重老齢社会

著者
大正大学地域構想研究所所長
清成忠男

重老齢化元年

わが国の高齢化は、新しい段階に入りつつある。後期高齢者が増加し、前期高齢者の数を上回るようになっている。

後期高齢者が前期高齢者を上回る社会を、ここでは「重老齢社会」という。この概念は『日本経済新聞』の問題提起による。

わが国は世界で初めてこうした状況に移行するだけに、注目すべき概念である。

さて、人口推計によると、わが国は2018年3月に「重老齢社会」に移行している。2018年はまさに「重老齢社会元年」といえよう。

2015年の国勢調査では、前期高齢者の人口に占める比率は13.8%、後期高齢者は12.9%であったが、その後は後期高齢者が年々増加している。2020年には、前期高齢者12.0%、後期高齢者 14.9%となる見込みである。そして、2040年には、 15.1%の前期高齢者を、20.2%の後期高齢者が上回り、差は着実に開く傾向にある。

ところで、問題は、こうした「重老齢社会」への移行が、構 造的にどのような問題を発生させるかである。

社会保障費の拡大

わが国は、すでに人口減少社会に入っている。にもかかわらず、高齢者比率が上昇、とくに後期高齢者の比率が上昇する。健康な後期高齢者が多いにしても、やはり介護や認知症への対応が必要になる。

介護保険要介護認定者数の推計を見ると、2000年度には 256万2000人であったのが、2010年度には500万2000人とほぼ倍増し、2018年1月末には629万2000人に達している。この629万2000人のうち、前期高齢者は12 %程度である。後期高齢者が圧倒的に多い。

同様に、1人当たり医療費の推計値を見ると、年齢とともに 金額が多くなっている。それも、高齢者になると、加齢とともに急上昇している。したがって、後期高齢者が増加すると、全体としての医療費は急上昇する。

いずれにしても、「重老齢社会」においては、社会保障費の 急増は避けられない。他方、経済面では、高齢者は「稼ぐ力」として期待すること はできない。

問題は、それだけではない。地域格差にも注目しなければな らない。

あらためて 地方創生 を

「重老齢社会」への移行は地域によって異なる。高齢化と人口減少が進めば、「重老齢社会」が近づく。

そこで、2015年について見ると、全国はまだ「重老齢社 会」には至っていない。しかし、都道府県別にみると、 24 道県が「重老齢社会」に移行している。北海道・東北、甲信越、四国、九州などに分布している。他方、東京圏、名古屋圏、関西圏はその対極にある。

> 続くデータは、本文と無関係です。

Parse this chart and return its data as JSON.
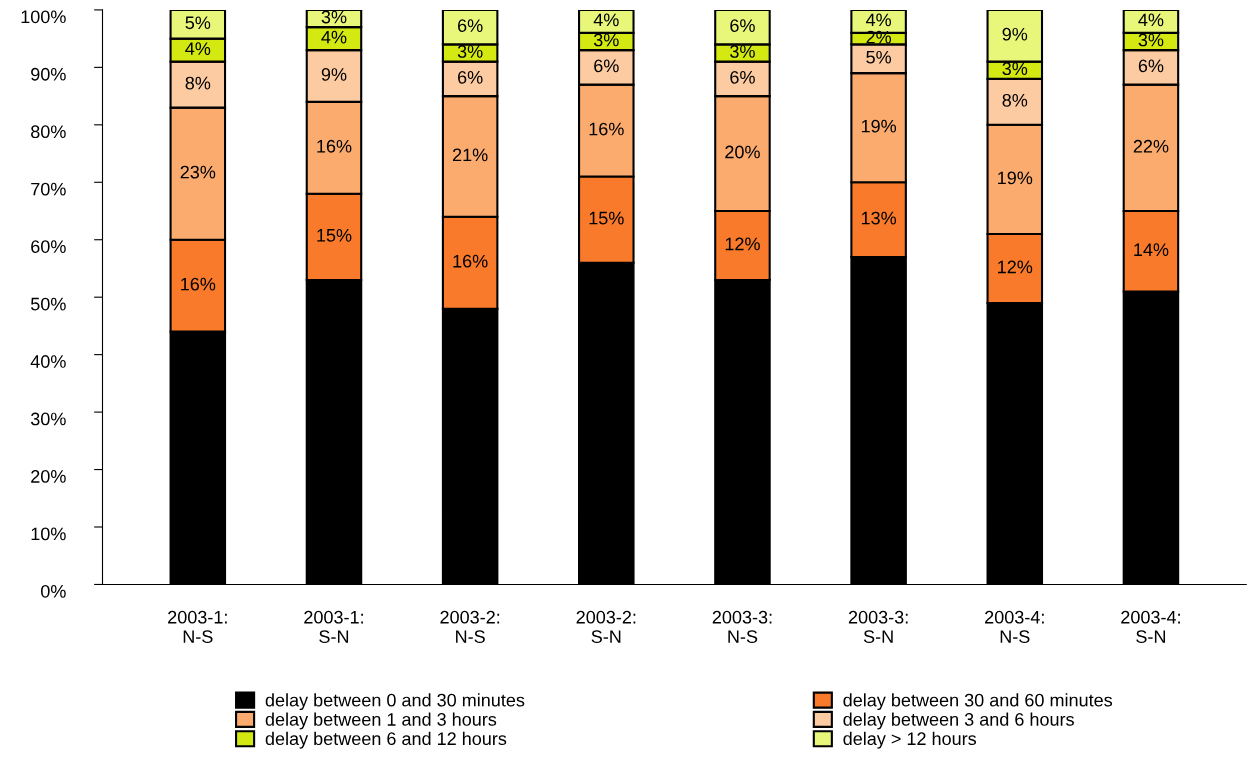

過疎地域を多く含む人口減少県が「重老齢社会」に移行し、大都市圏がその対極にある。とりわけ秋田、島根、高知の3県において後期高齢者の比率が 17 %を超え、前期高齢者を大きく上回っている。逆に、東京は後期高齢者比率が 10.9%と低く、前期高齢者の11.8%を下回っている。しかも、今後とも前期高齢者の比率は高く、2045年になっても後期高齢者の比率を上回っている。東京は「重老齢社会」とは程遠い存在である。人口の一極集中が続くのみならず、地域格差が拡大するということになる。

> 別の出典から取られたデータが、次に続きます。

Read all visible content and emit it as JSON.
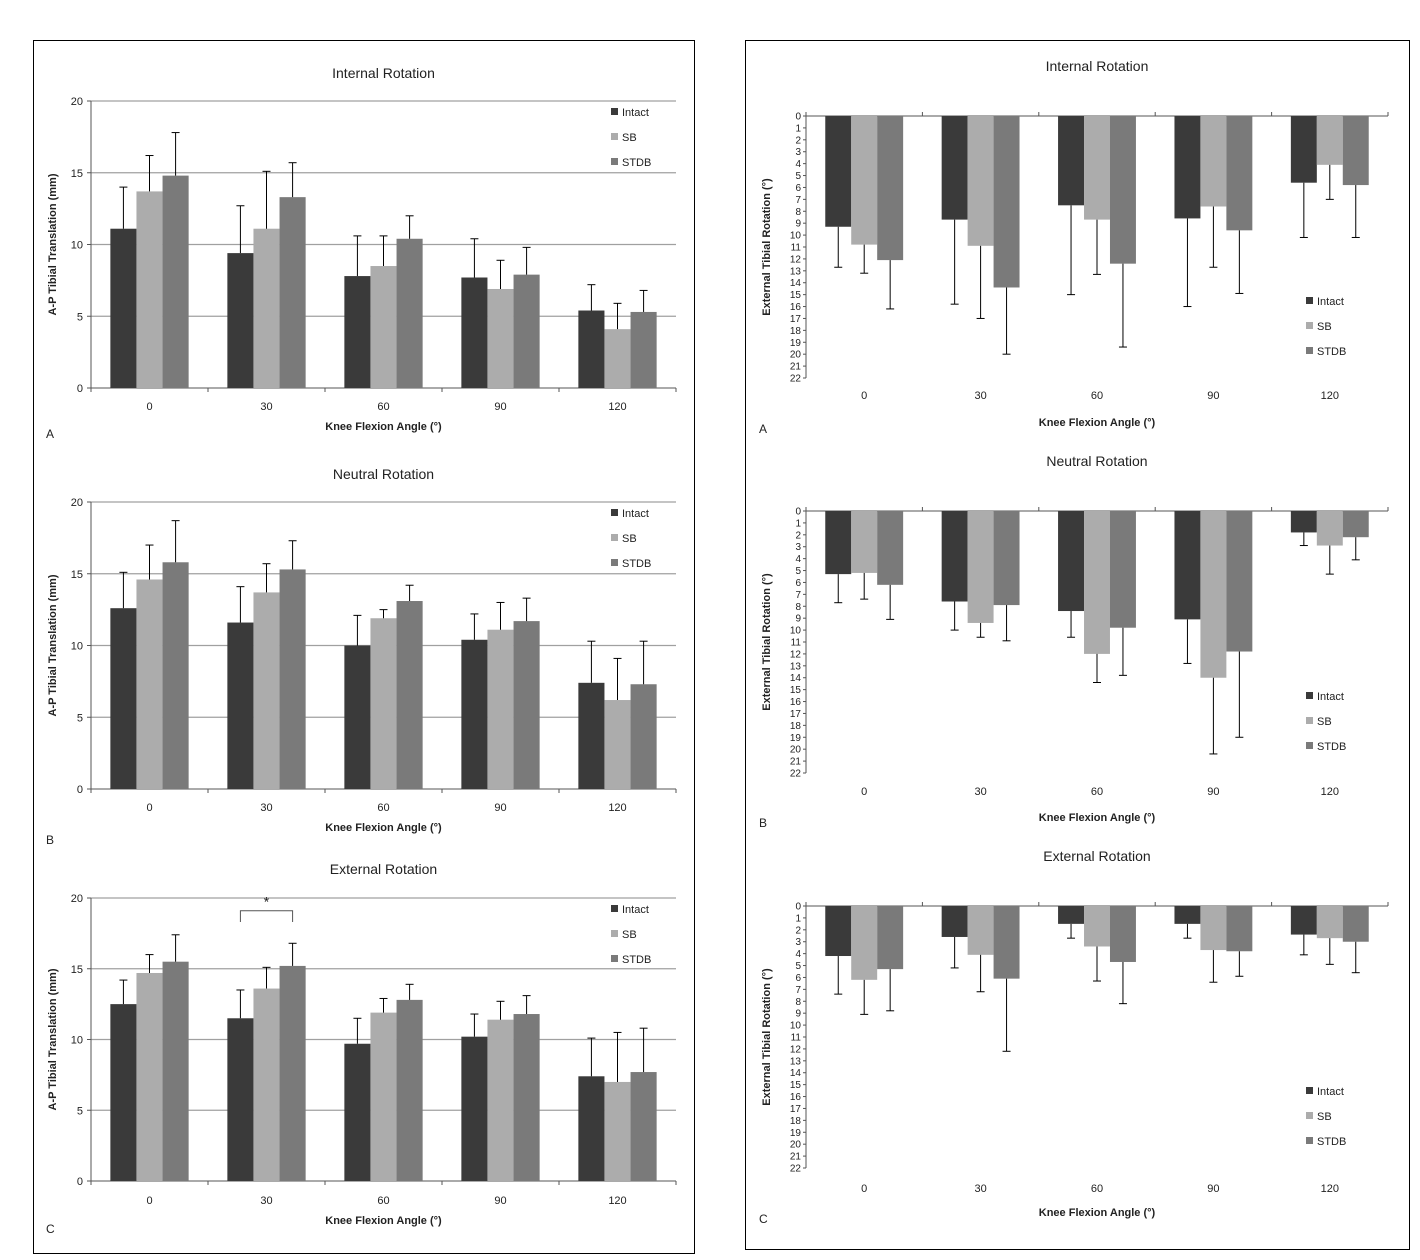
{
  "colors": {
    "intact": "#3a3a3a",
    "sb": "#acacac",
    "stdb": "#7a7a7a",
    "grid": "#a0a0a0",
    "error": "#000000"
  },
  "panels": [
    {
      "name": "left-figure"
    },
    {
      "name": "right-figure"
    }
  ],
  "chart_data": [
    {
      "type": "bar",
      "panel": 0,
      "row": 0,
      "title": "Internal Rotation",
      "xlabel": "Knee Flexion Angle (°)",
      "ylabel": "A-P Tibial Translation (mm)",
      "letter": "A",
      "ylim": [
        0,
        20
      ],
      "yticks": [
        0,
        5,
        10,
        15,
        20
      ],
      "grid": true,
      "orientation": "up",
      "legend_position": "top-right",
      "categories": [
        "0",
        "30",
        "60",
        "90",
        "120"
      ],
      "series": [
        {
          "name": "Intact",
          "color": "intact",
          "values": [
            11.1,
            9.4,
            7.8,
            7.7,
            5.4
          ],
          "errors": [
            2.9,
            3.3,
            2.8,
            2.7,
            1.8
          ]
        },
        {
          "name": "SB",
          "color": "sb",
          "values": [
            13.7,
            11.1,
            8.5,
            6.9,
            4.1
          ],
          "errors": [
            2.5,
            4.0,
            2.1,
            2.0,
            1.8
          ]
        },
        {
          "name": "STDB",
          "color": "stdb",
          "values": [
            14.8,
            13.3,
            10.4,
            7.9,
            5.3
          ],
          "errors": [
            3.0,
            2.4,
            1.6,
            1.9,
            1.5
          ]
        }
      ]
    },
    {
      "type": "bar",
      "panel": 0,
      "row": 1,
      "title": "Neutral Rotation",
      "xlabel": "Knee Flexion Angle (°)",
      "ylabel": "A-P Tibial Translation (mm)",
      "letter": "B",
      "ylim": [
        0,
        20
      ],
      "yticks": [
        0,
        5,
        10,
        15,
        20
      ],
      "grid": true,
      "orientation": "up",
      "legend_position": "top-right",
      "categories": [
        "0",
        "30",
        "60",
        "90",
        "120"
      ],
      "series": [
        {
          "name": "Intact",
          "color": "intact",
          "values": [
            12.6,
            11.6,
            10.0,
            10.4,
            7.4
          ],
          "errors": [
            2.5,
            2.5,
            2.1,
            1.8,
            2.9
          ]
        },
        {
          "name": "SB",
          "color": "sb",
          "values": [
            14.6,
            13.7,
            11.9,
            11.1,
            6.2
          ],
          "errors": [
            2.4,
            2.0,
            0.6,
            1.9,
            2.9
          ]
        },
        {
          "name": "STDB",
          "color": "stdb",
          "values": [
            15.8,
            15.3,
            13.1,
            11.7,
            7.3
          ],
          "errors": [
            2.9,
            2.0,
            1.1,
            1.6,
            3.0
          ]
        }
      ]
    },
    {
      "type": "bar",
      "panel": 0,
      "row": 2,
      "title": "External Rotation",
      "xlabel": "Knee Flexion Angle (°)",
      "ylabel": "A-P Tibial Translation (mm)",
      "letter": "C",
      "ylim": [
        0,
        20
      ],
      "yticks": [
        0,
        5,
        10,
        15,
        20
      ],
      "grid": true,
      "orientation": "up",
      "legend_position": "top-right",
      "annotation": {
        "text": "*",
        "from_category": 1,
        "from_series": 0,
        "to_series": 2
      },
      "categories": [
        "0",
        "30",
        "60",
        "90",
        "120"
      ],
      "series": [
        {
          "name": "Intact",
          "color": "intact",
          "values": [
            12.5,
            11.5,
            9.7,
            10.2,
            7.4
          ],
          "errors": [
            1.7,
            2.0,
            1.8,
            1.6,
            2.7
          ]
        },
        {
          "name": "SB",
          "color": "sb",
          "values": [
            14.7,
            13.6,
            11.9,
            11.4,
            7.0
          ],
          "errors": [
            1.3,
            1.5,
            1.0,
            1.3,
            3.5
          ]
        },
        {
          "name": "STDB",
          "color": "stdb",
          "values": [
            15.5,
            15.2,
            12.8,
            11.8,
            7.7
          ],
          "errors": [
            1.9,
            1.6,
            1.1,
            1.3,
            3.1
          ]
        }
      ]
    },
    {
      "type": "bar",
      "panel": 1,
      "row": 0,
      "title": "Internal Rotation",
      "xlabel": "Knee Flexion Angle (°)",
      "ylabel": "External Tibial  Rotation (°)",
      "letter": "A",
      "ylim": [
        0,
        22
      ],
      "grid": false,
      "orientation": "down",
      "legend_position": "bottom-right",
      "categories": [
        "0",
        "30",
        "60",
        "90",
        "120"
      ],
      "series": [
        {
          "name": "Intact",
          "color": "intact",
          "values": [
            9.3,
            8.7,
            7.5,
            8.6,
            5.6
          ],
          "errors": [
            3.4,
            7.1,
            7.5,
            7.4,
            4.6
          ]
        },
        {
          "name": "SB",
          "color": "sb",
          "values": [
            10.8,
            10.9,
            8.7,
            7.6,
            4.1
          ],
          "errors": [
            2.4,
            6.1,
            4.6,
            5.1,
            2.9
          ]
        },
        {
          "name": "STDB",
          "color": "stdb",
          "values": [
            12.1,
            14.4,
            12.4,
            9.6,
            5.8
          ],
          "errors": [
            4.1,
            5.6,
            7.0,
            5.3,
            4.4
          ]
        }
      ]
    },
    {
      "type": "bar",
      "panel": 1,
      "row": 1,
      "title": "Neutral Rotation",
      "xlabel": "Knee Flexion Angle (°)",
      "ylabel": "External Tibial Rotation (°)",
      "letter": "B",
      "ylim": [
        0,
        22
      ],
      "grid": false,
      "orientation": "down",
      "legend_position": "bottom-right",
      "categories": [
        "0",
        "30",
        "60",
        "90",
        "120"
      ],
      "series": [
        {
          "name": "Intact",
          "color": "intact",
          "values": [
            5.3,
            7.6,
            8.4,
            9.1,
            1.8
          ],
          "errors": [
            2.4,
            2.4,
            2.2,
            3.7,
            1.1
          ]
        },
        {
          "name": "SB",
          "color": "sb",
          "values": [
            5.2,
            9.4,
            12.0,
            14.0,
            2.9
          ],
          "errors": [
            2.2,
            1.2,
            2.4,
            6.4,
            2.4
          ]
        },
        {
          "name": "STDB",
          "color": "stdb",
          "values": [
            6.2,
            7.9,
            9.8,
            11.8,
            2.2
          ],
          "errors": [
            2.9,
            3.0,
            4.0,
            7.2,
            1.9
          ]
        }
      ]
    },
    {
      "type": "bar",
      "panel": 1,
      "row": 2,
      "title": "External Rotation",
      "xlabel": "Knee Flexion Angle (°)",
      "ylabel": "External Tibial Rotation (°)",
      "letter": "C",
      "ylim": [
        0,
        22
      ],
      "grid": false,
      "orientation": "down",
      "legend_position": "bottom-right",
      "categories": [
        "0",
        "30",
        "60",
        "90",
        "120"
      ],
      "series": [
        {
          "name": "Intact",
          "color": "intact",
          "values": [
            4.2,
            2.6,
            1.5,
            1.5,
            2.4
          ],
          "errors": [
            3.2,
            2.6,
            1.2,
            1.2,
            1.7
          ]
        },
        {
          "name": "SB",
          "color": "sb",
          "values": [
            6.2,
            4.1,
            3.4,
            3.7,
            2.7
          ],
          "errors": [
            2.9,
            3.1,
            2.9,
            2.7,
            2.2
          ]
        },
        {
          "name": "STDB",
          "color": "stdb",
          "values": [
            5.3,
            6.1,
            4.7,
            3.8,
            3.0
          ],
          "errors": [
            3.5,
            6.1,
            3.5,
            2.1,
            2.6
          ]
        }
      ]
    }
  ]
}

全国レベルでは、すでに「重老齢社会」に移行しており、前 述したように社会保障費の拡大は避けられない。社会保障の効率化が不可欠である。当然、市町村の役割が重視される。市町村レベルでは、すでに「重老齢社会」に移行している地 域がかなり含まれている。こうした地域の自治体財政は弱体化しているから、地域包括システムだけをとって見ても、的確な運営は容易ではない。社会保障の効率化といっても、AIの活用にとどまらず、訪問看護ステーションのチェーン化など、新しい仕組みの開発が必要になろう。医療と看護・介護の統合、地域分散とネットワーク化、AIとIоTの活用、等々、本格的な検討を急がなければならない。

他方、重老齢化率の高い地域では、社会の維持コストを少し でも吸収するために、新産業創出の重要性が強まっている。経済社会のデジタル化が新しい事業機会を多様に生み出している。新産業の創出は、現実に可能である。